Additional approaches, according to Dr Daniel Douek, an expert in immunology and the Chief of the Human Immunology Section at the National Institute of Allergy and Infectious Diseases in the United States, include HIV vaccines, which so far have not generated a strong enough immune response to be considered successful. Douek was speaking on an IAS webinar on HIV cure research. Another promising approach is to start someone on ART as quickly as possible after infection in the hope of preventing the establishment of the latent reservoir.

Suppressing the immune system with a drug has also been tried, says Douek, and research so far in this area warrants further investigation. While it seems counterintuitive, the researchers wanted to see if suppressing immune system cells might stop or reduce HIV replication because the virus likes to replicate in activated immune cells. People living with HIV, even when on treatment have a lot of activated immune cells. The drug Ruxolitnib, which is used to treat graft-versus-host disease in transplant patients, was given to 60 people living with HIV alongside their HIV treatment. After five weeks, there was a decrease in markers of immune activation and cell survival.
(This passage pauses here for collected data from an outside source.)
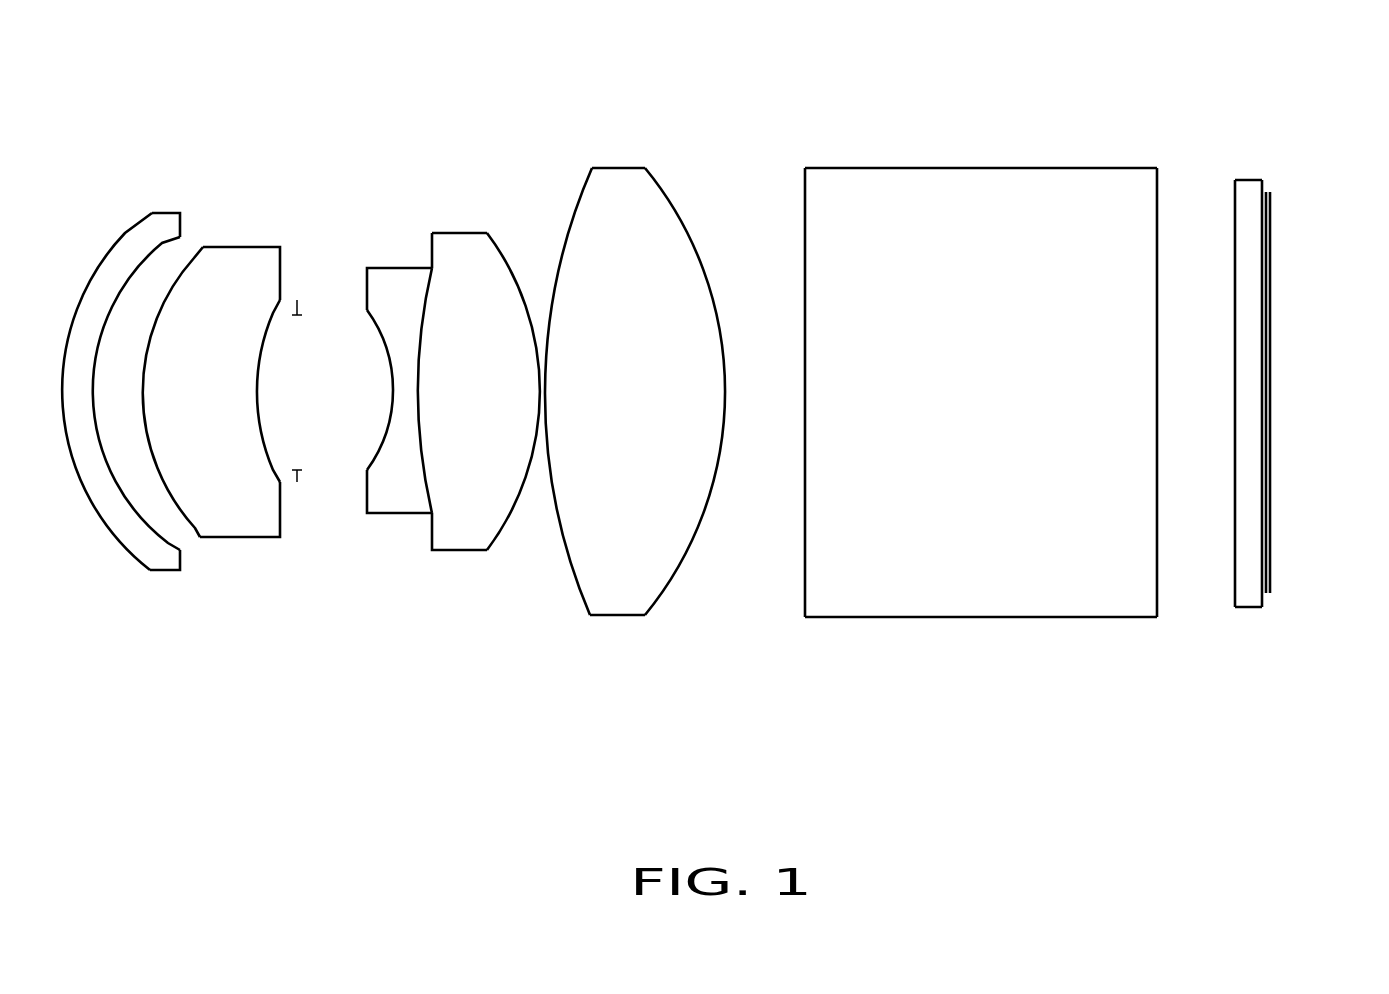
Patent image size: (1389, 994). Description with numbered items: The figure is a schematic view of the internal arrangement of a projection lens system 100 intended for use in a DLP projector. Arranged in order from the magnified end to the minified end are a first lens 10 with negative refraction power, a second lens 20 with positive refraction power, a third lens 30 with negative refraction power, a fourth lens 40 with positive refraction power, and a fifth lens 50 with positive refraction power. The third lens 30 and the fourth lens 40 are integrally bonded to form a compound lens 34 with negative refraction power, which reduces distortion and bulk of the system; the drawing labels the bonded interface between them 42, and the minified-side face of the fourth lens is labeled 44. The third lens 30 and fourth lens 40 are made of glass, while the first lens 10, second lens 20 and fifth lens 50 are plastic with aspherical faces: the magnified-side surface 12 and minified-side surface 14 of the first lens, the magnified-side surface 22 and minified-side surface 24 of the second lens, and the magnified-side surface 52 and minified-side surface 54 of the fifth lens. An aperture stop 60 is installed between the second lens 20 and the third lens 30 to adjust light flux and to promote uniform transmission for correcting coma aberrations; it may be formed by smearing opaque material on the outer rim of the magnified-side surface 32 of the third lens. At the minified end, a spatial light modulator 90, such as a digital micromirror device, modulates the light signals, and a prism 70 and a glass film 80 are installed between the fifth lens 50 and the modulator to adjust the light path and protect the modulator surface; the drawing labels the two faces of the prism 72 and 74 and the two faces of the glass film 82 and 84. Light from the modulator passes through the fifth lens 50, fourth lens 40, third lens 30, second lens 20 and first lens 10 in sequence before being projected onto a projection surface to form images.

The projection lens system 100 is at (507, 77).
The first lens 10 is at (157, 367).
The magnified-side surface 12 is at (128, 233).
The minified-side surface 14 is at (163, 243).
The second lens 20 is at (234, 397).
The magnified-side surface 22 is at (192, 262).
The minified-side surface 24 is at (285, 260).
The third lens 30 is at (378, 431).
The magnified-side surface 32 is at (367, 268).
The compound lens 34 is at (430, 421).
The fourth lens 40 is at (474, 388).
The cemented surface between third and fourth lenses 42 is at (430, 285).
The image-side surface of fourth lens 44 is at (500, 247).
The fifth lens 50 is at (632, 391).
The magnified-side surface 52 is at (582, 193).
The minified-side surface 54 is at (662, 187).
The aperture stop 60 is at (300, 477).
The prism 70 is at (963, 396).
The object-side surface of glass block 72 is at (803, 202).
The image-side surface of glass block 74 is at (1158, 202).
The glass film 80 is at (1292, 388).
The object-side surface of cover glass 82 is at (1235, 200).
The image-side surface of cover glass 84 is at (1266, 190).
The spatial light modulator 90 is at (1268, 580).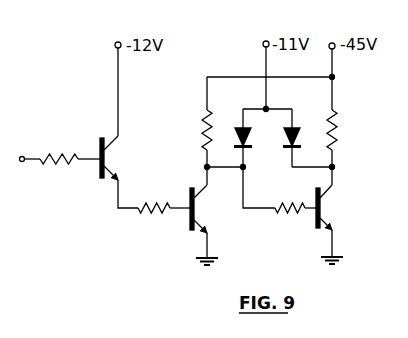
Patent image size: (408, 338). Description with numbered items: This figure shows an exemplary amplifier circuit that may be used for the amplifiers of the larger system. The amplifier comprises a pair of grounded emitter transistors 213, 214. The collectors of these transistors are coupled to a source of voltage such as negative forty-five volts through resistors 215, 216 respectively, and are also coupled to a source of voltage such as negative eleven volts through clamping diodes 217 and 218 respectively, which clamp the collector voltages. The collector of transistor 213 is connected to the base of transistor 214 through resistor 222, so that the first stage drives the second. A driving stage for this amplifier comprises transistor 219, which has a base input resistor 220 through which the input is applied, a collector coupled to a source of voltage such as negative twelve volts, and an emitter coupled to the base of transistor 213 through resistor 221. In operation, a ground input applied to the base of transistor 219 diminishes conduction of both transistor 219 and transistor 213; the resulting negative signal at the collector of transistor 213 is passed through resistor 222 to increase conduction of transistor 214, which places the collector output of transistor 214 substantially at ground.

The grounded emitter transistor 213 is at (186, 213).
The grounded emitter transistor 214 is at (327, 201).
The resistor 215 is at (205, 134).
The resistor 216 is at (338, 125).
The clamping diode 217 is at (240, 126).
The clamping diode 218 is at (296, 126).
The transistor 219 is at (111, 160).
The base input resistor 220 is at (59, 147).
The resistor 221 is at (162, 209).
The resistor 222 is at (302, 212).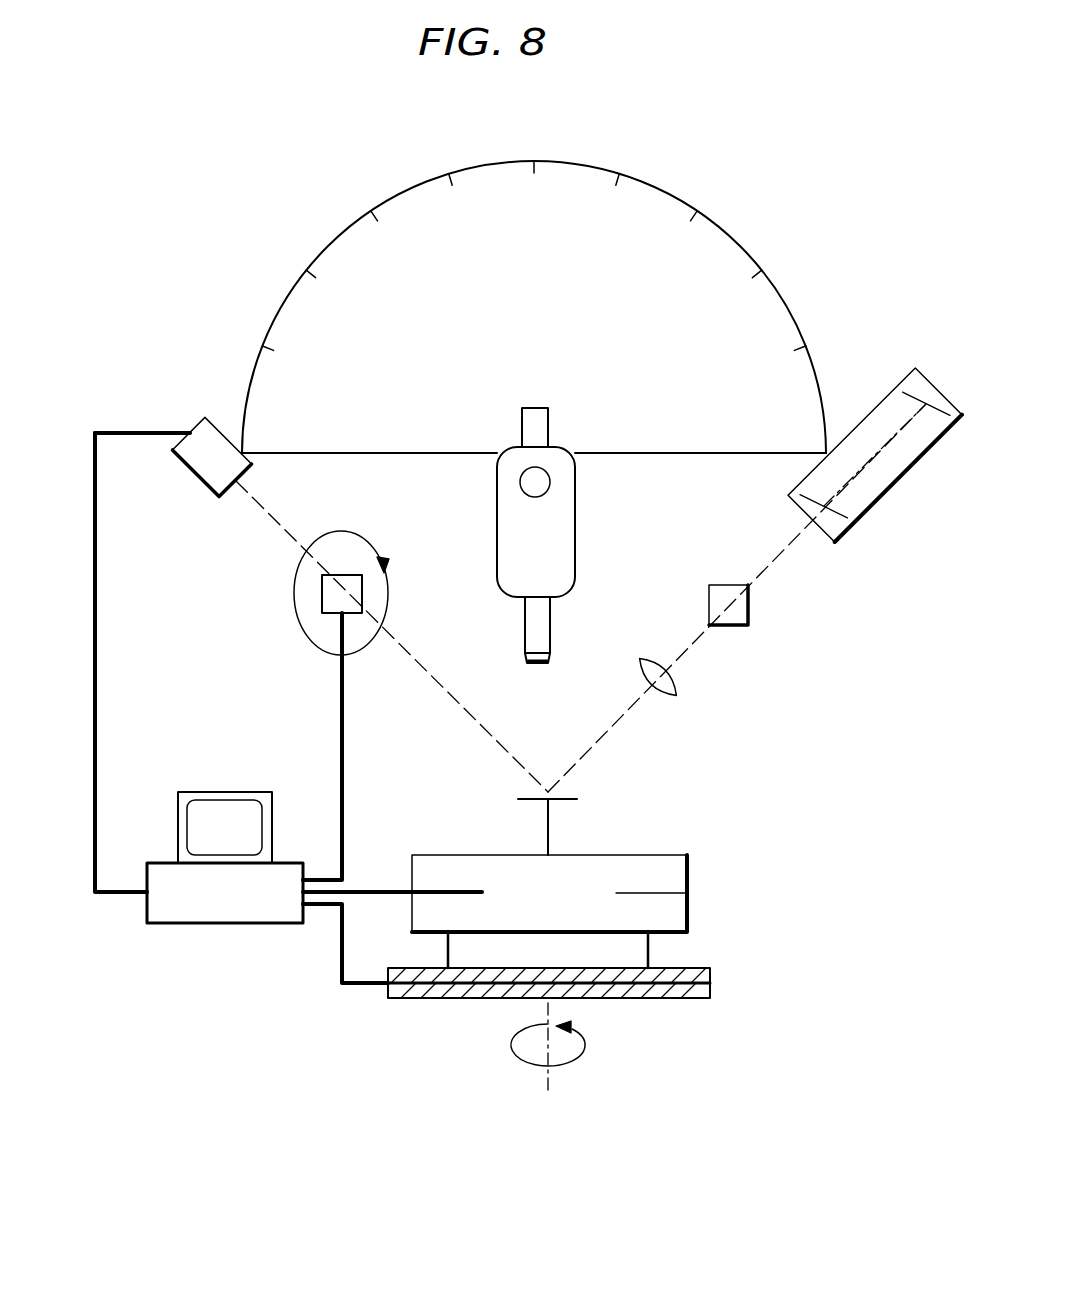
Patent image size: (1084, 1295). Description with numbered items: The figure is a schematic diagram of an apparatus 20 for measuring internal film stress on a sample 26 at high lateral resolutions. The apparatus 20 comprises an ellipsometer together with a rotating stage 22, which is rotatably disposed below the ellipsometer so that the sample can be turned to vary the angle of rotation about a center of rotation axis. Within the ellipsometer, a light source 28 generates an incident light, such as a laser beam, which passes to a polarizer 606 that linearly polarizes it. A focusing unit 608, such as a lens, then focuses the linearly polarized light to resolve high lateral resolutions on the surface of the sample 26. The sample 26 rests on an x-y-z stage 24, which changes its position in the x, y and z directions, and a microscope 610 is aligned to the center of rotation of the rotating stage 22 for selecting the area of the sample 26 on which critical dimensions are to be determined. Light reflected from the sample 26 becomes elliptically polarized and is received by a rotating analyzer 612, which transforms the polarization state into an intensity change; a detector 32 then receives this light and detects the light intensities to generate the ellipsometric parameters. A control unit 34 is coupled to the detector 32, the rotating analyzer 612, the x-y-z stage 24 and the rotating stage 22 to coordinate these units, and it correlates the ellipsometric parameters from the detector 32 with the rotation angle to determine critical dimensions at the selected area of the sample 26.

The apparatus 20 is at (751, 230).
The detector 32 is at (193, 428).
The rotating analyzer 612 is at (293, 583).
The microscope 610 is at (575, 557).
The light source 28 is at (882, 400).
The polarizer 606 is at (748, 610).
The focusing unit 608 is at (752, 723).
The control unit 34 is at (289, 863).
The sample 26 is at (546, 837).
The x-y-z stage 24 is at (650, 921).
The rotating stage 22 is at (776, 963).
And between five and 12 weeks of using this combination, those with large viral reservoirs displayed signs that their reservoirs were reducing in size. However, Douek cautioned that much more work needs to be done before we can draw firm conclusions about the value of this approach .

What comes next?

Though we don't yet have a viable cure for HIV, Lewin says a lot of progress has been made, especially over the decade and a half since Brown was cured. We now know a lot more than we did about the virus and how it hides away in cells. Today, she says, we have cure interventions that work well in monkeys and some interventions being investigated in human clinical trials have induced ART-free viral control in some participants. But she is also clear that it will probably be "a very long time" before you can go to your doctor and get an HIV cure.

In this #InTheSpotlight special briefing, we have focused on the science, but as we have learnt from the new hepatitis C cures and from HIV prevention injections, the journey from the lab to your local clinic can be a very long one and involves far more than just the science.

According to Lewin, a successful HIV cure will have to tick several boxes. She says one needs an intervention that is durable, so that it leads to ART-free viral load control over a prolonged period of time. At this point, an intervention that allows for control over two, three or five years, is seen as worthwhile. Although the ideal would be to give something once and have ART-free viral load control over a lifetime. The intervention also needs to be scalable, so it can be given to a lot of people. It also needs to be cheap.

And if there is one insight we've gained over our many years covering HIV, it is that affordability and sufficient supply are not things we can take for granted. Given that many of the potential cures involve treatments that are substantially more complicated to produce and administer than antiretrovirals, the challenges here might be more acute than what we've seen before.

That we will eventually get a cure is also by no means inevitable. This is why it is critically important that governments and philanthropies continue to invest in cure research and support programmes such as the International AIDS Society's Toward an HIV Cure initiative. Among others, this initiative is helping to build the capacity needed to conduct cure research in low-and-middle income countries.

Right now, even under a best-case scenario, a world without a cure will mean that many millions of people will still be living with HIV until late in the 21st century. A successful cure could change this trajectory. Ultimately, Salzwedel is right when she says: "We can't really end an epidemic without a cure".